The issue of disparities in health outcomes based on race and ethnicity has been a long standing body of knowledge in health care circles. However, to the general public, this notion of “disparities” has been brought into stark relief during the pandemic.

As Dr. Rao states: “The implications of this study are promising, as COVID-19 fatalities were greatly reduced at the study institution, despite key social determinants of health associated with poor COVID-19 outcomes that were prevalent in our resident population. Thus, it is likely that the bundle or components of it could be successfully applied elsewhere to similar at-risk NH populations after appropriate assessment, which the authors encourage. Modifications tailored to the particular institution, however, may be necessary.”

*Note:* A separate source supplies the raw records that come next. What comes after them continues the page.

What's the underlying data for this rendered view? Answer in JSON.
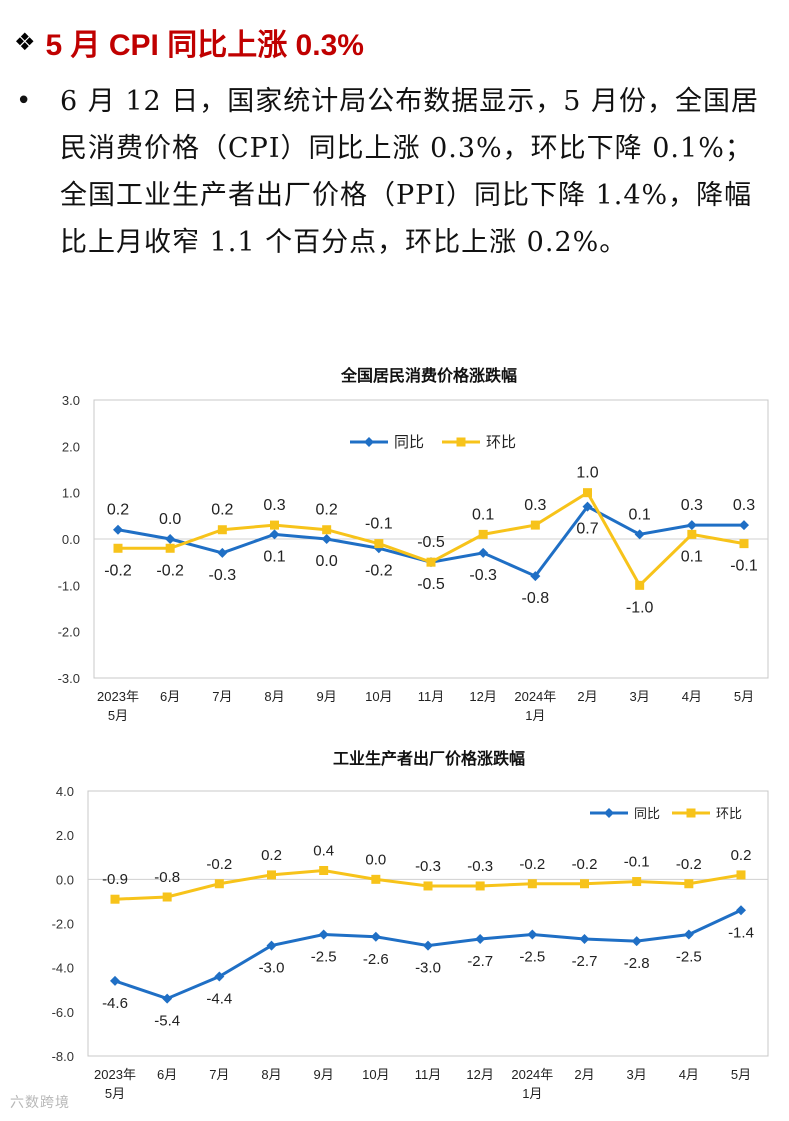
{
  "headline": {
    "marker": "❖",
    "title": "5 月 CPI 同比上涨 0.3%"
  },
  "bullet": {
    "marker": "•",
    "text": "6 月 12 日，国家统计局公布数据显示，5 月份，全国居民消费价格（CPI）同比上涨 0.3%，环比下降 0.1%；全国工业生产者出厂价格（PPI）同比下降 1.4%，降幅比上月收窄 1.1 个百分点，环比上涨 0.2%。"
  },
  "watermark": "六数跨境",
  "colors": {
    "series1": "#1f6fc5",
    "series2": "#f7c31a",
    "headline": "#c00000"
  },
  "chart_data": [
    {
      "type": "line",
      "title": "全国居民消费价格涨跌幅",
      "categories": [
        [
          "2023年",
          "5月"
        ],
        [
          "6月"
        ],
        [
          "7月"
        ],
        [
          "8月"
        ],
        [
          "9月"
        ],
        [
          "10月"
        ],
        [
          "11月"
        ],
        [
          "12月"
        ],
        [
          "2024年",
          "1月"
        ],
        [
          "2月"
        ],
        [
          "3月"
        ],
        [
          "4月"
        ],
        [
          "5月"
        ]
      ],
      "ylim": [
        -3.0,
        3.0
      ],
      "yticks": [
        "3.0",
        "2.0",
        "1.0",
        "0.0",
        "-1.0",
        "-2.0",
        "-3.0"
      ],
      "legend": "top-center",
      "series": [
        {
          "name": "同比",
          "values": [
            0.2,
            0.0,
            -0.3,
            0.1,
            0.0,
            -0.2,
            -0.5,
            -0.3,
            -0.8,
            0.7,
            0.1,
            0.3,
            0.3
          ],
          "labels": [
            "0.2",
            "0.0",
            "-0.3",
            "0.1",
            "0.0",
            "-0.2",
            "-0.5",
            "-0.3",
            "-0.8",
            "0.7",
            "0.1",
            "0.3",
            "0.3"
          ]
        },
        {
          "name": "环比",
          "values": [
            -0.2,
            -0.2,
            0.2,
            0.3,
            0.2,
            -0.1,
            -0.5,
            0.1,
            0.3,
            1.0,
            -1.0,
            0.1,
            -0.1
          ],
          "labels": [
            "-0.2",
            "-0.2",
            "0.2",
            "0.3",
            "0.2",
            "-0.1",
            "-0.5",
            "0.1",
            "0.3",
            "1.0",
            "-1.0",
            "0.1",
            "-0.1"
          ]
        }
      ]
    },
    {
      "type": "line",
      "title": "工业生产者出厂价格涨跌幅",
      "categories": [
        [
          "2023年",
          "5月"
        ],
        [
          "6月"
        ],
        [
          "7月"
        ],
        [
          "8月"
        ],
        [
          "9月"
        ],
        [
          "10月"
        ],
        [
          "11月"
        ],
        [
          "12月"
        ],
        [
          "2024年",
          "1月"
        ],
        [
          "2月"
        ],
        [
          "3月"
        ],
        [
          "4月"
        ],
        [
          "5月"
        ]
      ],
      "ylim": [
        -8.0,
        4.0
      ],
      "yticks": [
        "4.0",
        "2.0",
        "0.0",
        "-2.0",
        "-4.0",
        "-6.0",
        "-8.0"
      ],
      "legend": "top-right",
      "series": [
        {
          "name": "同比",
          "values": [
            -4.6,
            -5.4,
            -4.4,
            -3.0,
            -2.5,
            -2.6,
            -3.0,
            -2.7,
            -2.5,
            -2.7,
            -2.8,
            -2.5,
            -1.4
          ],
          "labels": [
            "-4.6",
            "-5.4",
            "-4.4",
            "-3.0",
            "-2.5",
            "-2.6",
            "-3.0",
            "-2.7",
            "-2.5",
            "-2.7",
            "-2.8",
            "-2.5",
            "-1.4"
          ]
        },
        {
          "name": "环比",
          "values": [
            -0.9,
            -0.8,
            -0.2,
            0.2,
            0.4,
            0.0,
            -0.3,
            -0.3,
            -0.2,
            -0.2,
            -0.1,
            -0.2,
            0.2
          ],
          "labels": [
            "-0.9",
            "-0.8",
            "-0.2",
            "0.2",
            "0.4",
            "0.0",
            "-0.3",
            "-0.3",
            "-0.2",
            "-0.2",
            "-0.1",
            "-0.2",
            "0.2"
          ]
        }
      ]
    }
  ]
}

High performance outcomes are what all organizations want. The experience of Coler is a rich case in point about the building blocks of collaboration so necessary to achieve high performance. Here we see almost a classic case of the application of highly developed building blocks of Collaboration. At the same time, we see that what is also needed is a new “era of ethics” as applied to healthcare and frankly to all aspects of our highly unequal society, especially when we add the deep moral reality of inequality largely based on race, ethnicity, and class. 

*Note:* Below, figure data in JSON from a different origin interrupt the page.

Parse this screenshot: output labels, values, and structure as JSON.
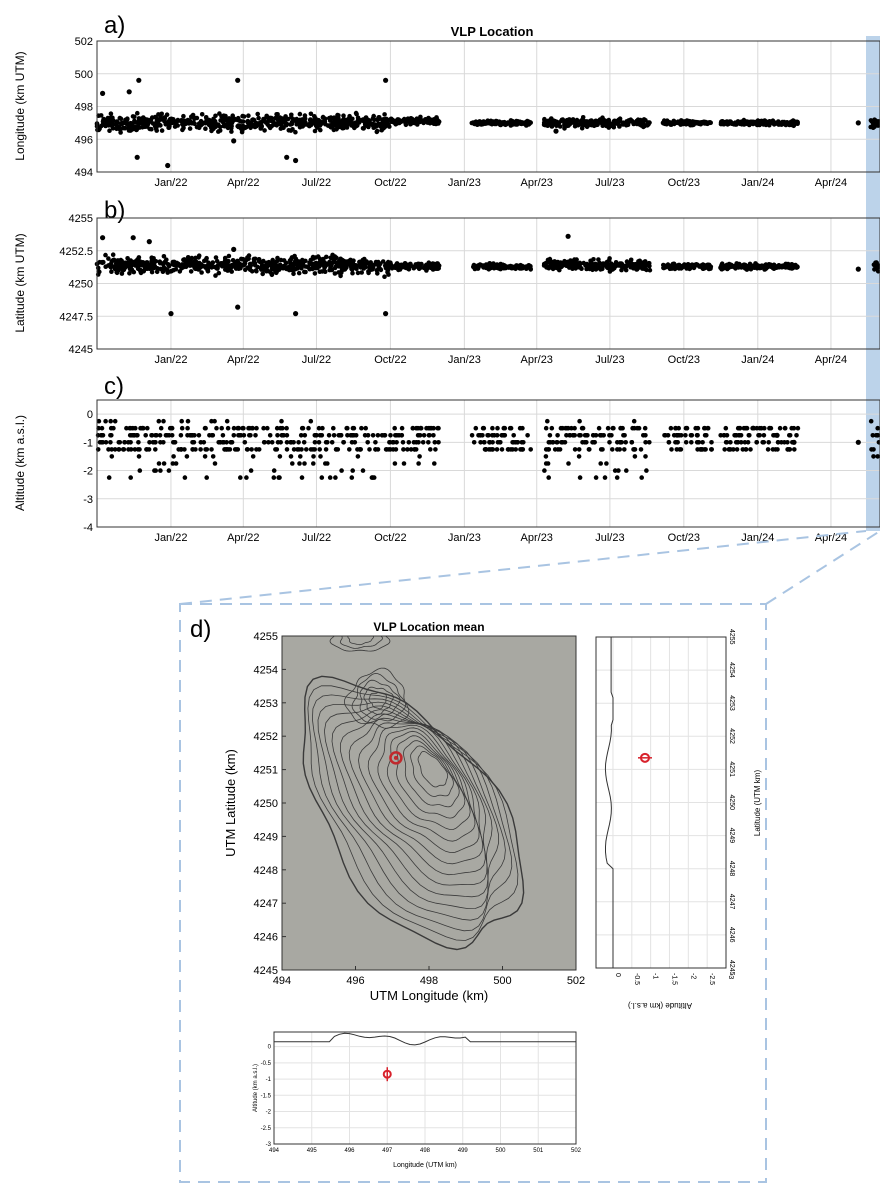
{
  "panel_labels": {
    "a": "a)",
    "b": "b)",
    "c": "c)",
    "d": "d)"
  },
  "chart_data": [
    {
      "id": "a",
      "type": "scatter",
      "title": "VLP Location",
      "xlabel": "",
      "ylabel": "Longitude (km UTM)",
      "ylim": [
        494,
        502
      ],
      "yticks": [
        494,
        496,
        498,
        500,
        502
      ],
      "ytick_labels": [
        "494",
        "496",
        "498",
        "500",
        "502"
      ],
      "xlim": [
        "2021-10-01",
        "2024-06-01"
      ],
      "x_tick_labels": [
        "Jan/22",
        "Apr/22",
        "Jul/22",
        "Oct/22",
        "Jan/23",
        "Apr/23",
        "Jul/23",
        "Oct/23",
        "Jan/24",
        "Apr/24"
      ],
      "x_ticks": [
        "2022-01-01",
        "2022-04-01",
        "2022-07-01",
        "2022-10-01",
        "2023-01-01",
        "2023-04-01",
        "2023-07-01",
        "2023-10-01",
        "2024-01-01",
        "2024-04-01"
      ],
      "grid": true,
      "marker_color": "#000000",
      "clusters": [
        {
          "from": "2021-10-01",
          "to": "2022-10-01",
          "center": 497.0,
          "spread": 0.35
        },
        {
          "from": "2022-10-01",
          "to": "2022-12-01",
          "center": 497.1,
          "spread": 0.15
        },
        {
          "from": "2023-01-10",
          "to": "2023-03-25",
          "center": 497.0,
          "spread": 0.1
        },
        {
          "from": "2023-04-10",
          "to": "2023-08-20",
          "center": 497.0,
          "spread": 0.2
        },
        {
          "from": "2023-09-05",
          "to": "2023-11-05",
          "center": 497.0,
          "spread": 0.1
        },
        {
          "from": "2023-11-15",
          "to": "2024-02-20",
          "center": 497.0,
          "spread": 0.1
        },
        {
          "from": "2024-05-20",
          "to": "2024-06-01",
          "center": 497.0,
          "spread": 0.2
        }
      ],
      "points": [
        {
          "x": "2021-10-08",
          "y": 498.8
        },
        {
          "x": "2021-11-10",
          "y": 498.9
        },
        {
          "x": "2021-11-22",
          "y": 499.6
        },
        {
          "x": "2021-11-20",
          "y": 494.9
        },
        {
          "x": "2021-12-28",
          "y": 494.4
        },
        {
          "x": "2022-03-25",
          "y": 499.6
        },
        {
          "x": "2022-03-20",
          "y": 495.9
        },
        {
          "x": "2022-05-25",
          "y": 494.9
        },
        {
          "x": "2022-06-05",
          "y": 494.7
        },
        {
          "x": "2022-09-25",
          "y": 499.6
        },
        {
          "x": "2023-04-25",
          "y": 496.5
        },
        {
          "x": "2024-01-10",
          "y": 497.1
        },
        {
          "x": "2024-02-15",
          "y": 496.9
        },
        {
          "x": "2024-05-05",
          "y": 497.0
        }
      ]
    },
    {
      "id": "b",
      "type": "scatter",
      "title": "",
      "xlabel": "",
      "ylabel": "Latitude (km UTM)",
      "ylim": [
        4245,
        4255
      ],
      "yticks": [
        4245,
        4247.5,
        4250,
        4252.5,
        4255
      ],
      "ytick_labels": [
        "4245",
        "4247.5",
        "4250",
        "4252.5",
        "4255"
      ],
      "xlim": [
        "2021-10-01",
        "2024-06-01"
      ],
      "x_tick_labels": [
        "Jan/22",
        "Apr/22",
        "Jul/22",
        "Oct/22",
        "Jan/23",
        "Apr/23",
        "Jul/23",
        "Oct/23",
        "Jan/24",
        "Apr/24"
      ],
      "x_ticks": [
        "2022-01-01",
        "2022-04-01",
        "2022-07-01",
        "2022-10-01",
        "2023-01-01",
        "2023-04-01",
        "2023-07-01",
        "2023-10-01",
        "2024-01-01",
        "2024-04-01"
      ],
      "grid": true,
      "marker_color": "#000000",
      "clusters": [
        {
          "from": "2021-10-01",
          "to": "2022-10-01",
          "center": 4251.4,
          "spread": 0.5
        },
        {
          "from": "2022-10-01",
          "to": "2022-12-01",
          "center": 4251.3,
          "spread": 0.2
        },
        {
          "from": "2023-01-10",
          "to": "2023-03-25",
          "center": 4251.3,
          "spread": 0.15
        },
        {
          "from": "2023-04-10",
          "to": "2023-08-20",
          "center": 4251.4,
          "spread": 0.3
        },
        {
          "from": "2023-09-05",
          "to": "2023-11-05",
          "center": 4251.3,
          "spread": 0.15
        },
        {
          "from": "2023-11-15",
          "to": "2024-02-20",
          "center": 4251.3,
          "spread": 0.15
        },
        {
          "from": "2024-05-20",
          "to": "2024-06-01",
          "center": 4251.3,
          "spread": 0.3
        }
      ],
      "points": [
        {
          "x": "2021-10-08",
          "y": 4253.5
        },
        {
          "x": "2021-11-15",
          "y": 4253.5
        },
        {
          "x": "2021-12-05",
          "y": 4253.2
        },
        {
          "x": "2022-01-01",
          "y": 4247.7
        },
        {
          "x": "2022-03-25",
          "y": 4248.2
        },
        {
          "x": "2022-03-20",
          "y": 4252.6
        },
        {
          "x": "2022-06-05",
          "y": 4247.7
        },
        {
          "x": "2022-09-25",
          "y": 4247.7
        },
        {
          "x": "2023-05-10",
          "y": 4253.6
        },
        {
          "x": "2024-05-05",
          "y": 4251.1
        }
      ]
    },
    {
      "id": "c",
      "type": "scatter",
      "title": "",
      "xlabel": "",
      "ylabel": "Altitude (km a.s.l.)",
      "ylim": [
        -4,
        0.5
      ],
      "yticks": [
        -4,
        -3,
        -2,
        -1,
        0
      ],
      "ytick_labels": [
        "-4",
        "-3",
        "-2",
        "-1",
        "0"
      ],
      "xlim": [
        "2021-10-01",
        "2024-06-01"
      ],
      "x_tick_labels": [
        "Jan/22",
        "Apr/22",
        "Jul/22",
        "Oct/22",
        "Jan/23",
        "Apr/23",
        "Jul/23",
        "Oct/23",
        "Jan/24",
        "Apr/24"
      ],
      "x_ticks": [
        "2022-01-01",
        "2022-04-01",
        "2022-07-01",
        "2022-10-01",
        "2023-01-01",
        "2023-04-01",
        "2023-07-01",
        "2023-10-01",
        "2024-01-01",
        "2024-04-01"
      ],
      "grid": true,
      "marker_color": "#000000",
      "altitude_levels": [
        -0.25,
        -0.5,
        -0.75,
        -1.0,
        -1.25,
        -1.5,
        -1.75,
        -2.0,
        -2.25
      ],
      "clusters": [
        {
          "from": "2021-10-01",
          "to": "2022-10-01",
          "min": -2.25,
          "max": -0.25
        },
        {
          "from": "2022-10-01",
          "to": "2022-12-01",
          "min": -1.75,
          "max": -0.5
        },
        {
          "from": "2023-01-10",
          "to": "2023-03-25",
          "min": -1.25,
          "max": -0.5
        },
        {
          "from": "2023-04-10",
          "to": "2023-08-20",
          "min": -2.25,
          "max": -0.25
        },
        {
          "from": "2023-09-05",
          "to": "2023-11-05",
          "min": -1.25,
          "max": -0.5
        },
        {
          "from": "2023-11-15",
          "to": "2024-02-20",
          "min": -1.25,
          "max": -0.5
        },
        {
          "from": "2024-05-20",
          "to": "2024-06-01",
          "min": -1.75,
          "max": -0.25
        }
      ],
      "points": [
        {
          "x": "2024-01-25",
          "y": -0.75
        },
        {
          "x": "2024-02-15",
          "y": -1.0
        },
        {
          "x": "2024-05-05",
          "y": -1.0
        }
      ]
    },
    {
      "id": "d-map",
      "type": "contour-map",
      "title": "VLP Location mean",
      "xlabel": "UTM Longitude (km)",
      "ylabel": "UTM Latitude (km)",
      "xlim": [
        494,
        502
      ],
      "ylim": [
        4245,
        4255
      ],
      "xticks": [
        "494",
        "496",
        "498",
        "500",
        "502"
      ],
      "yticks": [
        "4245",
        "4246",
        "4247",
        "4248",
        "4249",
        "4250",
        "4251",
        "4252",
        "4253",
        "4254",
        "4255"
      ],
      "background_color": "#a8a8a2",
      "marker_color": "#c0282c",
      "vlp_mean": {
        "lon": 497.1,
        "lat": 4251.35
      }
    },
    {
      "id": "d-side",
      "type": "profile",
      "xlabel": "Altitude (km a.s.l.)",
      "ylabel": "Latitude (UTM km)",
      "xticks": [
        "0",
        "-0.5",
        "-1",
        "-1.5",
        "-2",
        "-2.5",
        "-3"
      ],
      "yticks": [
        "4245",
        "4246",
        "4247",
        "4248",
        "4249",
        "4250",
        "4251",
        "4252",
        "4253",
        "4254",
        "4255"
      ],
      "marker_color": "#d8222c",
      "vlp_mean": {
        "alt": -0.85,
        "lat": 4251.35
      }
    },
    {
      "id": "d-bottom",
      "type": "profile",
      "xlabel": "Longitude (UTM km)",
      "ylabel": "Altitude (km a.s.l.)",
      "xticks": [
        "494",
        "495",
        "496",
        "497",
        "498",
        "499",
        "500",
        "501",
        "502"
      ],
      "yticks": [
        "0",
        "-0.5",
        "-1",
        "-1.5",
        "-2",
        "-2.5",
        "-3"
      ],
      "marker_color": "#d8222c",
      "vlp_mean": {
        "lon": 497.0,
        "alt": -0.85
      }
    }
  ]
}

Solidarity and Justice are words more prevalent today in our culture than in a very long time. In the case of Coler, Solidarity and Justice helped shape a shared vision which carried through an atmosphere of real fear and anguish: that “moral distress” based in fear of contracting the deadly virus. 

When combined with the scientific methods of processes developed to enable people work together on a disciplined project, great success was achieved: for patients, for staff, and for the rest of us to learn from, as we confront and try to overcome the almost innumerable “moral distresses” of our current world.